Oceana Asks Court to Require NMFS to Adjust Anchovy Fishing Limits


In a complaint filed in the Northern District of California on Friday, Oceana, Inc. asked for declaratory and injunctive relief from United States agencies, claiming that they had a “near-fanatical determination to ignore science” when setting catch limits for the central subpopulation of northern anchovy that do not change based on the status of the anchovy population.

The filing listed as defendants the National Oceanic and Atmospheric Administration, the National Marine Fisheries Service (NMFS), and Wynn Coggins as the Acting Secretary of Commerce. Oceana claimed that the court has already ruled that the fishery management approach currently used by the defendants breaks laws and harms fish ecosystems. Specifically, it alleged that the court has ruled twice in the last two years that NMFS should change its rule regarding anchovy fishing limits. 

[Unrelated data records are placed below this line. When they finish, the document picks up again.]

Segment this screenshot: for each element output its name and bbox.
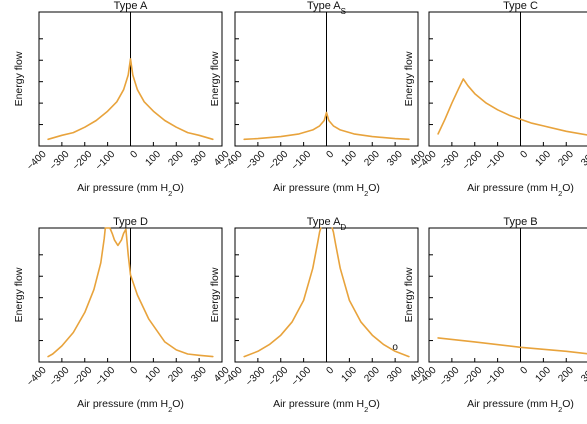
x-tick-label: 100	[339, 149, 359, 169]
x-tick-label: −100	[484, 365, 508, 389]
y-axis-label: Energy flow	[209, 267, 221, 322]
energy-flow-curve-1	[243, 111, 410, 141]
x-tick-label: −300	[438, 149, 462, 173]
x-tick-label: −100	[94, 149, 118, 173]
energy-flow-curve-1	[47, 58, 214, 141]
x-tick-label: 100	[143, 365, 163, 385]
chart-title: Type C	[503, 0, 538, 12]
x-tick-label: 300	[189, 149, 209, 169]
chart-title: Type AD	[307, 216, 347, 232]
x-tick-label: 300	[385, 365, 405, 385]
x-tick-label: −100	[290, 149, 314, 173]
chart-panel-5: Type AD−400 −300 −200 −100 0 100 200 300 400Air …	[209, 216, 428, 414]
y-axis-label: Energy flow	[13, 267, 25, 322]
energy-flow-curve-1	[243, 227, 322, 358]
x-axis-label: Air pressure (mm H2O)	[467, 182, 574, 198]
y-axis-label: Energy flow	[403, 51, 415, 106]
x-tick-label: 200	[166, 149, 186, 169]
energy-flow-curve-2	[331, 227, 410, 358]
x-axis-label: Air pressure (mm H2O)	[467, 398, 574, 414]
x-tick-label: 300	[189, 365, 209, 385]
x-tick-label: 200	[362, 365, 382, 385]
x-tick-label: −100	[94, 365, 118, 389]
y-axis-label: Energy flow	[209, 51, 221, 106]
y-axis-label: Energy flow	[403, 267, 415, 322]
chart-title: Type D	[113, 216, 148, 228]
x-tick-label: 100	[533, 149, 553, 169]
chart-title: Type A	[114, 0, 148, 12]
x-axis-label: Air pressure (mm H2O)	[273, 398, 380, 414]
chart-title: Type B	[503, 216, 537, 228]
x-tick-label: −300	[48, 149, 72, 173]
plot-frame	[428, 227, 587, 363]
x-tick-label: 0	[128, 365, 140, 377]
x-tick-label: 200	[556, 365, 576, 385]
x-tick-label: −100	[484, 149, 508, 173]
x-tick-label: 100	[143, 149, 163, 169]
energy-flow-curve-1	[437, 78, 587, 136]
x-tick-label: 0	[128, 149, 140, 161]
x-tick-label: 200	[166, 365, 186, 385]
y-axis-label: Energy flow	[13, 51, 25, 106]
x-tick-label: 0	[518, 365, 530, 377]
x-tick-label: 100	[339, 365, 359, 385]
x-tick-label: −100	[290, 365, 314, 389]
x-tick-label: 100	[533, 365, 553, 385]
plot-frame	[428, 11, 587, 147]
energy-flow-curve-1	[437, 337, 587, 355]
x-axis-label: Air pressure (mm H2O)	[77, 398, 184, 414]
x-tick-label: −400	[25, 149, 49, 173]
x-tick-label: 0	[324, 365, 336, 377]
x-tick-label: −200	[71, 149, 95, 173]
x-tick-label: −200	[267, 365, 291, 389]
chart-title: Type AS	[307, 0, 346, 16]
x-tick-label: −300	[48, 365, 72, 389]
x-tick-label: −200	[461, 149, 485, 173]
x-tick-label: −200	[267, 149, 291, 173]
x-tick-label: 300	[579, 149, 587, 169]
x-tick-label: −300	[438, 365, 462, 389]
x-tick-label: 300	[579, 365, 587, 385]
x-tick-label: −300	[244, 149, 268, 173]
x-axis-label: Air pressure (mm H2O)	[77, 182, 184, 198]
x-tick-label: 0	[324, 149, 336, 161]
x-axis-label: Air pressure (mm H2O)	[273, 182, 380, 198]
energy-flow-curve-1	[47, 227, 214, 358]
x-tick-label: 300	[385, 149, 405, 169]
curve-annotation: o	[392, 342, 398, 353]
x-tick-label: −400	[25, 365, 49, 389]
x-tick-label: −300	[244, 365, 268, 389]
x-tick-label: −200	[71, 365, 95, 389]
x-tick-label: 200	[556, 149, 576, 169]
chart-panel-2: Type AS−400 −300 −200 −100 0 100 200 300 400Air …	[209, 0, 428, 198]
x-tick-label: 0	[518, 149, 530, 161]
x-tick-label: −200	[461, 365, 485, 389]
x-tick-label: 200	[362, 149, 382, 169]
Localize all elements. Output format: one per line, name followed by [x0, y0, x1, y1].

In response to these rulings, the complaint reported that the “NMFS irrationally cherry-picked four recent years of data showing high abundance and used that to set unchanging catch limits that will remain in place indefinitely and, contrary to the Court’s holdings, again disregarded other available and reliable information from low abundance years.”

Oceana, an ocean conservation non-profit organization, argued that the agency should adjust catch limits regularly based on population, citing that the anchovy population is known to grow and sink. Despite this, they said, fishing vessels are allowed to catch 25,000 metric tons of anchovy each year, which, when anchovy numbers are low, can lead to a significant loss in anchovy population. 

The complaint explained that “the Magnuson-Stevens Fishery Conservation and Management Act requires NMFS to manage federal fisheries based on the best scientific information available to prevent overfishing and protect the marine ecosystem.” It alleged that the NMFS does not follow this law with its Catch Rule or with the Coastal Pelagic Species Fishery Management Plan. 

Further, the plaintiff claimed that the NMFS violated the Administrative Procedure Act and the Magnuson-Stevens Act when it set stagnant catch limits, did not show how the catch limit “accounts for the needs of marine predators when the anchovy population declines,” and set limits which did not respond to population changes.